Can't get datasets.Dataset.to_tf_dataset() to produce tensors with right shape?!

Richard_Belew · March 15, 2024, 12:34am

i’m following this doc:

trying to convert it to be used by this model:

inputs = keras.Input(shape=(), dtype="string")
x = SPtokenizer(inputs)
x = layers.Embedding(input_dim=SPtokenizer.vocabulary_size(), output_dim=embed_size,name="embed")(x)
predictions = layers.Dense(1, activation="sigmoid", name="predictions")(x)
model = keras.Model(inputs,predictions)

I get a (HUgging Face) datasets.Dataset like this:

LH_dataset_HF = datasets.load_dataset("nguha/legalbench", 'learned_hands_torts')

I create a keras/TF friendly dataset like this:

trainDS = renameDS['train'].to_tf_dataset(
            columns=[text"
            label_cols="answer",
            batch_size=batch_size,
            shuffle=False,
            )

the resulting trainDS looks like this:

_PrefetchDataset: <_PrefetchDataset
element_spec=(TensorSpec(shape=(None,), dtype=tf.string, name=None),
TensorSpec(shape=(None,), dtype=tf.string, name=None))>

when I try to give it to model.fit(trainDS) producing this error:

ValueError: Arguments target and output must have the same rank (ndim).
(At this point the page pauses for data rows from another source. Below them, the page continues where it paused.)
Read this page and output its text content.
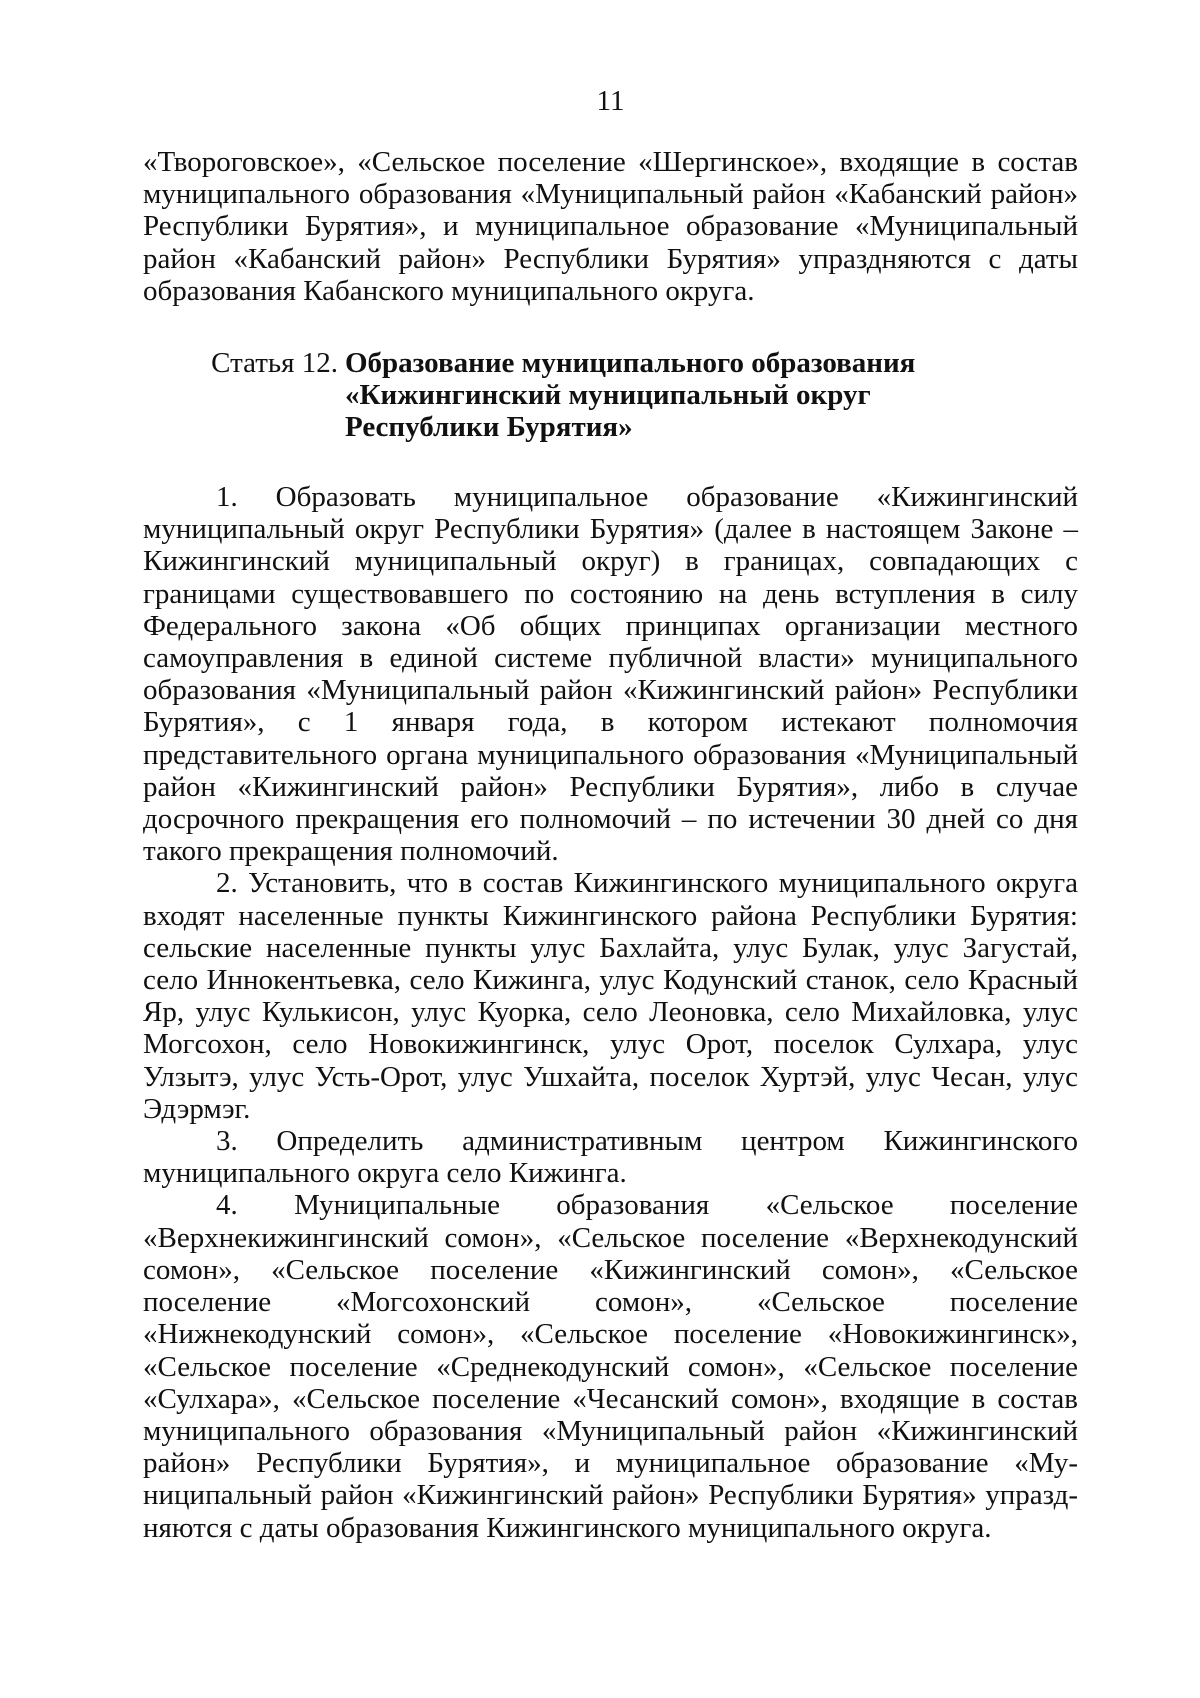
11

«Твороговское», «Сельское поселение «Шергинское», входящие в состав муниципального образования «Муниципальный район «Кабанский район» Республики Бурятия», и муниципальное образование «Муниципальный район «Кабанский район» Республики Бурятия» упраздняются с даты образования Кабанского муниципального округа.

Статья 12. Образование муниципального образования
«Кижингинский муниципальный округ
Республики Бурятия»

1. Образовать муниципальное образование «Кижингинский муниципальный округ Республики Бурятия» (далее в настоящем Законе – Кижингинский муниципальный округ) в границах, совпадающих с границами существовавшего по состоянию на день вступления в силу Федерального закона «Об общих принципах организации местного самоуправления в единой системе публичной власти» муниципального образования «Муниципальный район «Кижингинский район» Республики Бурятия», с 1 января года, в котором истекают полномочия представительного органа муниципального образования «Муниципальный район «Кижингинский район» Республики Бурятия», либо в случае досрочного прекращения его полномочий – по истечении 30 дней со дня такого прекращения полномочий.

2. Установить, что в состав Кижингинского муниципального округа входят населенные пункты Кижингинского района Республики Бурятия: сельские населенные пункты улус Бахлайта, улус Булак, улус Загустай, село Иннокентьевка, село Кижинга, улус Кодунский станок, село Красный Яр, улус Кулькисон, улус Куорка, село Леоновка, село Михайловка, улус Могсохон, село Новокижингинск, улус Орот, поселок Сулхара, улус Улзытэ, улус Усть-Орот, улус Ушхайта, поселок Хуртэй, улус Чесан, улус Эдэрмэг.

3. Определить административным центром Кижингинского муниципального округа село Кижинга.

4. Муниципальные образования «Сельское поселение «Верхнекижингинский сомон», «Сельское поселение «Верхнекодунский сомон», «Сельское поселение «Кижингинский сомон», «Сельское поселение «Могсохонский сомон», «Сельское поселение «Нижнекодунский сомон», «Сельское поселение «Новокижингинск», «Сельское поселение «Среднекодунский сомон», «Сельское поселение «Сулхара», «Сельское поселение «Чесанский сомон», входящие в состав муниципального образования «Муниципальный район «Кижингинский район» Республики Бурятия», и муниципальное образование «Муниципальный район «Кижингинский район» Республики Бурятия» упраздняются с даты образования Кижингинского муниципального округа.
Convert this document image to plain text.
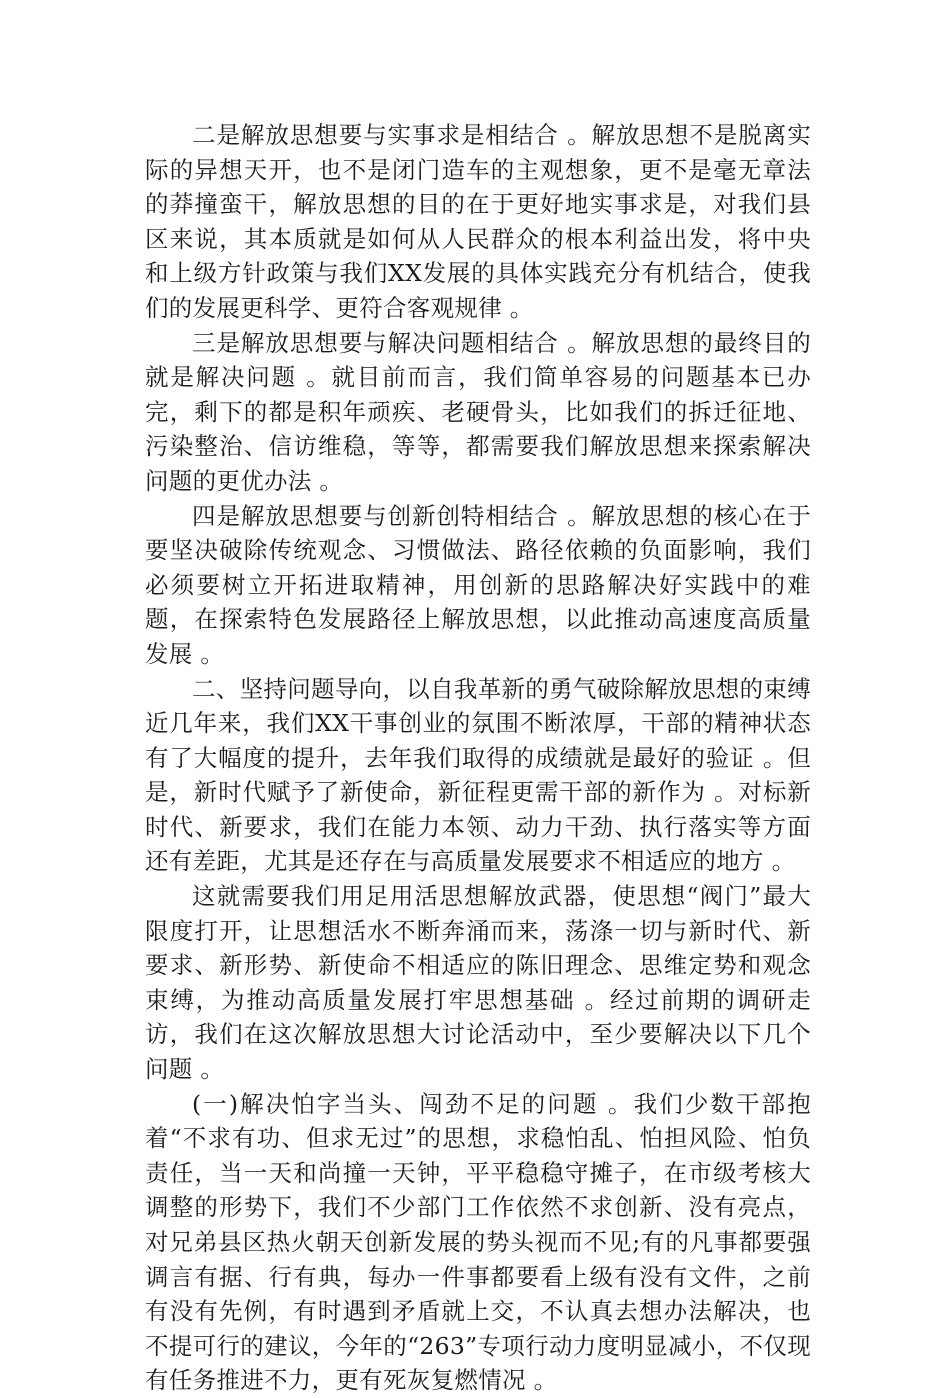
二是解放思想要与实事求是相结合 。解放思想不是脱离实际的异想天开，也不是闭门造车的主观想象，更不是毫无章法的莽撞蛮干，解放思想的目的在于更好地实事求是，对我们县区来说，其本质就是如何从人民群众的根本利益出发，将中央和上级方针政策与我们XX发展的具体实践充分有机结合，使我们的发展更科学、更符合客观规律 。

三是解放思想要与解决问题相结合 。解放思想的最终目的就是解决问题 。就目前而言，我们简单容易的问题基本已办完，剩下的都是积年顽疾、老硬骨头，比如我们的拆迁征地、污染整治、信访维稳，等等，都需要我们解放思想来探索解决问题的更优办法 。

四是解放思想要与创新创特相结合 。解放思想的核心在于要坚决破除传统观念、习惯做法、路径依赖的负面影响，我们必须要树立开拓进取精神，用创新的思路解决好实践中的难题，在探索特色发展路径上解放思想，以此推动高速度高质量发展 。

二、坚持问题导向，以自我革新的勇气破除解放思想的束缚近几年来，我们XX干事创业的氛围不断浓厚，干部的精神状态有了大幅度的提升，去年我们取得的成绩就是最好的验证 。但是，新时代赋予了新使命，新征程更需干部的新作为 。对标新时代、新要求，我们在能力本领、动力干劲、执行落实等方面还有差距，尤其是还存在与高质量发展要求不相适应的地方 。

这就需要我们用足用活思想解放武器，使思想“阀门”最大限度打开，让思想活水不断奔涌而来，荡涤一切与新时代、新要求、新形势、新使命不相适应的陈旧理念、思维定势和观念束缚，为推动高质量发展打牢思想基础 。经过前期的调研走访，我们在这次解放思想大讨论活动中，至少要解决以下几个问题 。

(一)解决怕字当头、闯劲不足的问题 。我们少数干部抱着“不求有功、但求无过”的思想，求稳怕乱、怕担风险、怕负责任，当一天和尚撞一天钟，平平稳稳守摊子，在市级考核大调整的形势下，我们不少部门工作依然不求创新、没有亮点，对兄弟县区热火朝天创新发展的势头视而不见;有的凡事都要强调言有据、行有典，每办一件事都要看上级有没有文件，之前有没有先例，有时遇到矛盾就上交，不认真去想办法解决，也不提可行的建议，今年的“263”专项行动力度明显减小，不仅现有任务推进不力，更有死灰复燃情况 。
Received: target.shape=(None,), output.shape=(None, 32, 1)

i have also tried: applying a map to make the labels integers:

def binaryLbl(txt,tlbl):
    if tlbl=='Yes':
        ilbl = 1
    else:
        ilbl = 0
    return txt,ilbl

trainDS2 = trainDS.map(binaryLbl)

it produces a trainDS2 that looks like this:

_MapDataset: <_MapDataset
element_spec=(TensorSpec(shape=(None,),dtype=tf.string, name=None),
TensorSpec(shape=(), dtype=tf.int32,name=None))>

and generates this error:

ValueError: Arguments `target` and `output` must have the same rank (ndim). Received: target.shape=(), output.shape=(None, 32, 1)

what can i do to make the dataset conform to the model’s expectation?! Thanks for any help.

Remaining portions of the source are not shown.